Dopo quelle parole, le collere adunate nell’animo d’Alberto si dileguarono; egli non soltanto si adirò seco stesso di aver potuto dubitare di Clara ma ne stupì. Alle undici il conte Olivares s’alzò e gli altri con lui. Alberto si tenne indietro procurando di uscir l’ultimo dalla stanza, tanto per aver tempo di dire una parola di soppiatto alla Marchesa; ma il suo piano strategico bene meditato e meglio eseguito non ebbe successo felice. Clara subito che si trovò sola nel salotto, donde Claudio era uscito in quel punto,
— Piccardi — chiamò.
Claudio rientrò nella stanza.
— Non si dimentichi della mia commissione.
— Non dubiti, Marchesa, le pare?...
Claudio salutò daccapo, e Alberto fu giocoforza uscisse dal salotto con lui.
Quando furono nella strada:
— Vi siete divertito? — domandò Claudio al diplomatico.
— Molto.
— Io no; — e levando di tasca l’orologio, — a voi; con queste piccole riunioni si sciupa la serata senza costrutto; son le undici, poco più. Che cosa si fa ora?
— Pare che tu ti creda un uomo necessario, caro mio, — soggiunse Alfredo; — se t’annoi, perchè ci vieni?
— Sei curioso, sai? Oggi alle Cascine la Marchesa mi ha tanto pregato di condurle gente, come si fa a dir di no? Avevo promesso al conte di presentarlo, ho colto l’occasione.
Passava per l’appunto un _fiacre_.
— Ferma! — gridò Alberto al cocchiere; poi congedandosi dagli amici:
— Buona notte.
E senz’aggiungere parola aprì lo sportello della carrozza e v’entrò. Solo, lo colse la smania; gli parve che una mano di ferro gli premesse il cuore e gl’impedisse il respiro.
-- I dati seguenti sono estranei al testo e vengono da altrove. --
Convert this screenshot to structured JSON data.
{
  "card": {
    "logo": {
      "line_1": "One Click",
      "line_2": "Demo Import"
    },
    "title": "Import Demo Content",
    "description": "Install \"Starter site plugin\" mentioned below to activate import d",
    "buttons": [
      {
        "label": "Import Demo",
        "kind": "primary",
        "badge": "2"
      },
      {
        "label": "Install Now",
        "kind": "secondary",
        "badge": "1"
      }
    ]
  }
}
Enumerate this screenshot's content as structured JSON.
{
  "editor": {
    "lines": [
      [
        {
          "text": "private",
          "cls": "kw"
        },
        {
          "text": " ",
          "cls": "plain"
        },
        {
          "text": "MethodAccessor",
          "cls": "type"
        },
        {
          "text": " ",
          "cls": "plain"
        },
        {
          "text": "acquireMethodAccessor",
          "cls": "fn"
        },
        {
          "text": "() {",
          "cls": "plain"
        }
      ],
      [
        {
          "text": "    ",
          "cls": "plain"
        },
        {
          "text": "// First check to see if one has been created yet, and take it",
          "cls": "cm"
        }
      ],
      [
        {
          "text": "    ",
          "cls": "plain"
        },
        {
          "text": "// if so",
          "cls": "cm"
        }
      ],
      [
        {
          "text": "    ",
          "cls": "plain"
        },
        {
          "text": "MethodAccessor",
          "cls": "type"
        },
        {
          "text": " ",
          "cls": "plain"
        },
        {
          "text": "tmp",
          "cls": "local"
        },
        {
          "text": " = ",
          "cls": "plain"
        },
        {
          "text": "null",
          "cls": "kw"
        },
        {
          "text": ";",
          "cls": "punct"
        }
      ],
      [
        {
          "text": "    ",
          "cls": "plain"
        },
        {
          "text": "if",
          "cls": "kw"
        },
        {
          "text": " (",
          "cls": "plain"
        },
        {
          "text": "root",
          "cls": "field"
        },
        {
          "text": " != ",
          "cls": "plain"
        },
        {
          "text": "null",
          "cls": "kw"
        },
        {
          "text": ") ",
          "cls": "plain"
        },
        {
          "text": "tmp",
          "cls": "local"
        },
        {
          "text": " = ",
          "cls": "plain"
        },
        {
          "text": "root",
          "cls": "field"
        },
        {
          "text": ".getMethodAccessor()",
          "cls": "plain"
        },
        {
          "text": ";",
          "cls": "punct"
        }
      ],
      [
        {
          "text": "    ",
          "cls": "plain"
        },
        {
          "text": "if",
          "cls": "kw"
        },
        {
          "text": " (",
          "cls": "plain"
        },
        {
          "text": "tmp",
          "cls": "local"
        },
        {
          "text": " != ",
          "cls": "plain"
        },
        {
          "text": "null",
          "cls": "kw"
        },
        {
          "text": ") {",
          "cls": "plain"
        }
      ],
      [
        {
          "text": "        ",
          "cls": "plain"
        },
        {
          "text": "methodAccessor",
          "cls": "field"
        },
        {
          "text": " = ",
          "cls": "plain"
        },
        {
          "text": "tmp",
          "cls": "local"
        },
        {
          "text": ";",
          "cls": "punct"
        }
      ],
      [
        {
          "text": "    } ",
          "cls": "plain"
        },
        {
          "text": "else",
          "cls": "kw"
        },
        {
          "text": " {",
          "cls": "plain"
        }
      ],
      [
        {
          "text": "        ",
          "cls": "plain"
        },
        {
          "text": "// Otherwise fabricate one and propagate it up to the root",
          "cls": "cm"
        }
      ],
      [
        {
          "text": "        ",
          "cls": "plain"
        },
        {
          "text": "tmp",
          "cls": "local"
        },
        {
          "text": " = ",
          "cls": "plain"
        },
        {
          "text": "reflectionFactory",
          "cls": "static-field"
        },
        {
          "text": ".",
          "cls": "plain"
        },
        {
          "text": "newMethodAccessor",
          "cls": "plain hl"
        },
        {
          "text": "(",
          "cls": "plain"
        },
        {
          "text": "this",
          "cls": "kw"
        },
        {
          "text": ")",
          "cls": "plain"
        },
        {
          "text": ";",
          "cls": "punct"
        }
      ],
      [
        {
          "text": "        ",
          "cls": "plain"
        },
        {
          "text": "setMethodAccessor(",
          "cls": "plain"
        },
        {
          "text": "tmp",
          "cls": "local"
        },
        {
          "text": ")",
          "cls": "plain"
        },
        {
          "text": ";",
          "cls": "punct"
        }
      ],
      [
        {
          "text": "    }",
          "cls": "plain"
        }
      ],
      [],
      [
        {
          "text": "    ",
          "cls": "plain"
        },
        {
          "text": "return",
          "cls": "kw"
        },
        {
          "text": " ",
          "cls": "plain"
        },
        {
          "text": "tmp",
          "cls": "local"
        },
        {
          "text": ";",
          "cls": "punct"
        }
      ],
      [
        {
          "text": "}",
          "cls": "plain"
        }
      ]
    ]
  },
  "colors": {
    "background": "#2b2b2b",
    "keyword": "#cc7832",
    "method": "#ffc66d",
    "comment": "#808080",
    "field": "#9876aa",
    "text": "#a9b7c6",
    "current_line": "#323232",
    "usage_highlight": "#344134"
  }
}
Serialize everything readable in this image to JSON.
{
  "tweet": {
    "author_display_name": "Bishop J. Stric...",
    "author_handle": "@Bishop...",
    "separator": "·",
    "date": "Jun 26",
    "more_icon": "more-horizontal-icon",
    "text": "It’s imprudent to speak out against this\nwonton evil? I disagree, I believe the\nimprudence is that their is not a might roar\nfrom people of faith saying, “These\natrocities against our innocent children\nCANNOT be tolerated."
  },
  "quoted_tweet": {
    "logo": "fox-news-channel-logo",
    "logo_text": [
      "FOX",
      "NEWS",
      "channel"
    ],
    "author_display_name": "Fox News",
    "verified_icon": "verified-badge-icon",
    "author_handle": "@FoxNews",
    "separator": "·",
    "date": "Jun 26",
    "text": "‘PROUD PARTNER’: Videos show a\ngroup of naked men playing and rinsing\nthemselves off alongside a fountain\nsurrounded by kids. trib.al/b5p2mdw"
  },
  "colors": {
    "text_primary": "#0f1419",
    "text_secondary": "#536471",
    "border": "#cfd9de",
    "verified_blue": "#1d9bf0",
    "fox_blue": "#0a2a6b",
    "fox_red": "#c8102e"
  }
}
Non c’era più dubbio possibile; l’impegno precedente era una solenne bugia, Clara aveva mentito. Perchè? Per non fargli capire che non voleva star sola con lui quella sera. E allora perchè dargli l’appuntamento? Che cos’era accaduto? S’era pentita... perchè? O aveva promesso coll’intenzione di non mantenere? Di certo doveva esser così; la menzogna della sera spiegava l’inganno della mattina. E con che tono carezzevole, con che aperta confidenza gli aveva detto “scusa, sii buono.„ Oltre la menzogna, la simulazione. Ma si mentisce, si simula con un uomo a cui si vuol bene? Quanti e quanto tristi quesiti!
Entrò in casa, si sdraiò sopra una poltrona e la smania gli si fece più intensa. Sentì destarsi il coro delle memorie che cantavano le gioie dei giorni fuggiti, e gli passarono innanzi agli occhi tutti gli episodi del suo poema d’amore.
Molti degli oggetti che guernivano la sua scrivania, muti per altri, avevano per lui una voce.
— Ti ricordi, — diceva un piccolo vaso di vetro di Murano, — ti ricordi quando mi confidasti il primo fiore che ti era riuscito carpire dalle sue mani? Era una viola di maggio! La custodii per tre giorni gelosamente; ahimè! dai petali riarsi più non s’innalzano olezzi! breve come la vita di quel povero fiore è stato il sorriso della tua gioventù!...
— Ti ricordi, — ripigliava un portafogli in cuoio di Russia, — ti ricordi del giorno in cui ti fui regalato da lei? Come ti tremava la mano quando la stendesti per prendermi! ti ricordi come corresti a nasconderti nel folto degli alberi per baciarmi e ribaciarmi? E la notte, svegliandoti, ti ricordi come balzasti dal letto, per pormi sotto il tuo capezzale?... E ora? Ora io conservo le corolle scolorite di quella viola di maggio e una ciocca di capelli biondi; in me si chiudono, come in una tomba, i resti delle tue morte speranze!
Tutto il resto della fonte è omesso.